上の空で10度お参りするよりも、心を込めて1度お参りする方がご先祖様に気持ちが届きやすくなります。
体調によっては、暑い盛りのお盆のお墓参りは厳しいという人もいるかも知れません。
無理をせずに頼める人がいるなら、頼ってください。
もし誰も都合がつかないなら、代行サービスに依頼する方法もあります。
無理せずに頼みたい!お墓参りの代行サービス!
お墓参りを業者に頼むことに抵抗を感じる人もいるでしょう。
しかし昔ながらの共同墓地のお墓などは、1年放置するだけでも大変なことになってしまいます。
落ち葉や雑草などでお墓が汚れることは、墓地の雰囲気を壊してしまいますし、雑草の種が自分のお墓に飛んで来ることを嫌がる人もいます。
放置するくらいなら、業者に頼んだほうが、結局自分の肩の荷もおろせます。
掃除だけではなく、花や線香も供えてくれますし、中には状況確認のための写真を見せてくれるサービスもあります。
お墓がキレイになった様子を確認できるのは嬉しいサービスですね。
最近では、お墓の管理ができないために、墓じまいをする人も出てきています。
墓じまいはお墓を墓地や寺院に返して、もとの更地に戻すことです。
もうお墓を管理する人がこの先いない、という場合に行われますが、実行するにはやはり勇気と資金が必要です。

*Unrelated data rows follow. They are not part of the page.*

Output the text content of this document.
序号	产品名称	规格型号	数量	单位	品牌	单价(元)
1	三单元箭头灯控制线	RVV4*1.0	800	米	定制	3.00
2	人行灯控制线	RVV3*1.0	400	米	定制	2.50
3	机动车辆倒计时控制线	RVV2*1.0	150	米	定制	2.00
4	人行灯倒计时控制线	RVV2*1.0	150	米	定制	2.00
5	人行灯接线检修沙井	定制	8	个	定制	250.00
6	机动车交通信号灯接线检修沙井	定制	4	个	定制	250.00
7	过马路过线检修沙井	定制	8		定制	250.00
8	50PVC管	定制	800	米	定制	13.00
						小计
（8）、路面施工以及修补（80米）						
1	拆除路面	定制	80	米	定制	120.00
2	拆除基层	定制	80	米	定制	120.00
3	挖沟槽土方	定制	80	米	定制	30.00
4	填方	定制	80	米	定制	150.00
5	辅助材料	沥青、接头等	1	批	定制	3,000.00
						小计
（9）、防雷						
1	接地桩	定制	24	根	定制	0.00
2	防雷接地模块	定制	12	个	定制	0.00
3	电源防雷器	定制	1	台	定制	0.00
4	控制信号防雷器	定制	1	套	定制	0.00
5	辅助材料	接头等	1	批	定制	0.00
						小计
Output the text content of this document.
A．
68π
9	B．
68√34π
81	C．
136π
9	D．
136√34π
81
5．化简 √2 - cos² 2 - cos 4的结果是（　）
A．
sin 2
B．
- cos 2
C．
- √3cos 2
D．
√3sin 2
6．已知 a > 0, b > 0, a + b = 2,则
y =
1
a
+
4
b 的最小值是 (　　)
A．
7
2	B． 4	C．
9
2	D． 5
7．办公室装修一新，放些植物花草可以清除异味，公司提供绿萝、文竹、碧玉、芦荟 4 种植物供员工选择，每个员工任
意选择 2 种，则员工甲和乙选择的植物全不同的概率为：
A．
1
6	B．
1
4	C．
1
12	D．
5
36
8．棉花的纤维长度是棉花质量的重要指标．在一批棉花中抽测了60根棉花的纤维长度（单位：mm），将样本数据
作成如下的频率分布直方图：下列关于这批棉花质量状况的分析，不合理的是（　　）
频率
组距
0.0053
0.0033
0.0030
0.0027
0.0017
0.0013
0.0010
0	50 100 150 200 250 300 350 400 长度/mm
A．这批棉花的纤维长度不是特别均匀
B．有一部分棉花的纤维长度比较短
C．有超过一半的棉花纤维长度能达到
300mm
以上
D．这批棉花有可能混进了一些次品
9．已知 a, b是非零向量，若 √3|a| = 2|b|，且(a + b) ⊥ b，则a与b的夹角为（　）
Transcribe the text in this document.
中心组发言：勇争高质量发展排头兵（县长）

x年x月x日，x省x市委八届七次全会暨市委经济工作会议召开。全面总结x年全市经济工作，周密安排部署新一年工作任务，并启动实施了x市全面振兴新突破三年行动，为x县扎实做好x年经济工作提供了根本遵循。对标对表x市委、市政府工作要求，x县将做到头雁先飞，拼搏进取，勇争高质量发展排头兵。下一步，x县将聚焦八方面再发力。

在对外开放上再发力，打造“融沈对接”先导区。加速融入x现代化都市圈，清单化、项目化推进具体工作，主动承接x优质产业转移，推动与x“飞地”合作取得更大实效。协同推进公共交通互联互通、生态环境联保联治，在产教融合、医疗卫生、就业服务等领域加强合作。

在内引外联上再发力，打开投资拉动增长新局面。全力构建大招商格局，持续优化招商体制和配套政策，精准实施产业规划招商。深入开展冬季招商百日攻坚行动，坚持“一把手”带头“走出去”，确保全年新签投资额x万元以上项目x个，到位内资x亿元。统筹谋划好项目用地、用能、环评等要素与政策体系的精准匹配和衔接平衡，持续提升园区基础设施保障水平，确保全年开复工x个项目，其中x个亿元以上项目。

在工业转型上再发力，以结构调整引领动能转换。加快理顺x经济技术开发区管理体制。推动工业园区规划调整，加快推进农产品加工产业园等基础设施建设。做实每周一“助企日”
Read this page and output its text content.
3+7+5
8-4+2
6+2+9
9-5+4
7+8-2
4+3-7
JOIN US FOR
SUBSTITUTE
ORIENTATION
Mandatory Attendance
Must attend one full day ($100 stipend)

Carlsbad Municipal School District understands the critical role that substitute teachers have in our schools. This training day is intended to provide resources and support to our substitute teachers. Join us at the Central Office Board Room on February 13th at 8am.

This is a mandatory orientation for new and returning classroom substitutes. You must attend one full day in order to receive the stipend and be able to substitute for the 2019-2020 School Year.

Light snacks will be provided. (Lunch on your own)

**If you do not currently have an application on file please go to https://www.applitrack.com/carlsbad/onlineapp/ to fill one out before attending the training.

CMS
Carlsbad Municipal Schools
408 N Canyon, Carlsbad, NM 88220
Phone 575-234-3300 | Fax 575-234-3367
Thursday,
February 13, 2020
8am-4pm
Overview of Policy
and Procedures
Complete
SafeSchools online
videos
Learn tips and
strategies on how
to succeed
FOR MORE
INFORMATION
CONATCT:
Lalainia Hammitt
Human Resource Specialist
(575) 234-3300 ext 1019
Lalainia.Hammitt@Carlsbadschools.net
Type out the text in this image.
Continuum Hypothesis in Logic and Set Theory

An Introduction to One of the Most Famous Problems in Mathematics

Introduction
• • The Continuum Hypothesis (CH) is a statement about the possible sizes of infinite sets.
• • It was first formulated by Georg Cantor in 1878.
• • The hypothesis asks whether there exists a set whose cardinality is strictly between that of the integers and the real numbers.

今はお墓の管理ができないけれど、いずれ息子や娘が継いでくれる予定があるなら、少しの間、お墓参りを代行サービスに依頼するのはよい方法です。
お墓参りの仕方がわからない!何を持参すればよいの?
お墓に足が向かない人の場合、お墓参りの仕方がよくわからないことが原因になっていることがあります。
最初に何を持参すればよいのか、確認してみましょう。
お墓参りの当日に掃除もしたいなら、掃除道具を用意する必要があります。
ほうきやちりとりはお墓に置いてあり、誰でも自由に使えることが多いですが、墓石を拭くための雑巾や細かなところ(墓石に彫られている文字の溝や花立ての中など)をキレイにするためのブラシ、雑草を抜くための草刈り鎌、ゴミ袋、軍手などは自分で用意しましょう。
供え物としては花と線香が必要になります。
故人が好きだった食べ物を供えたいときは、墓石に直に置けませんから、半紙なども用意しましょう。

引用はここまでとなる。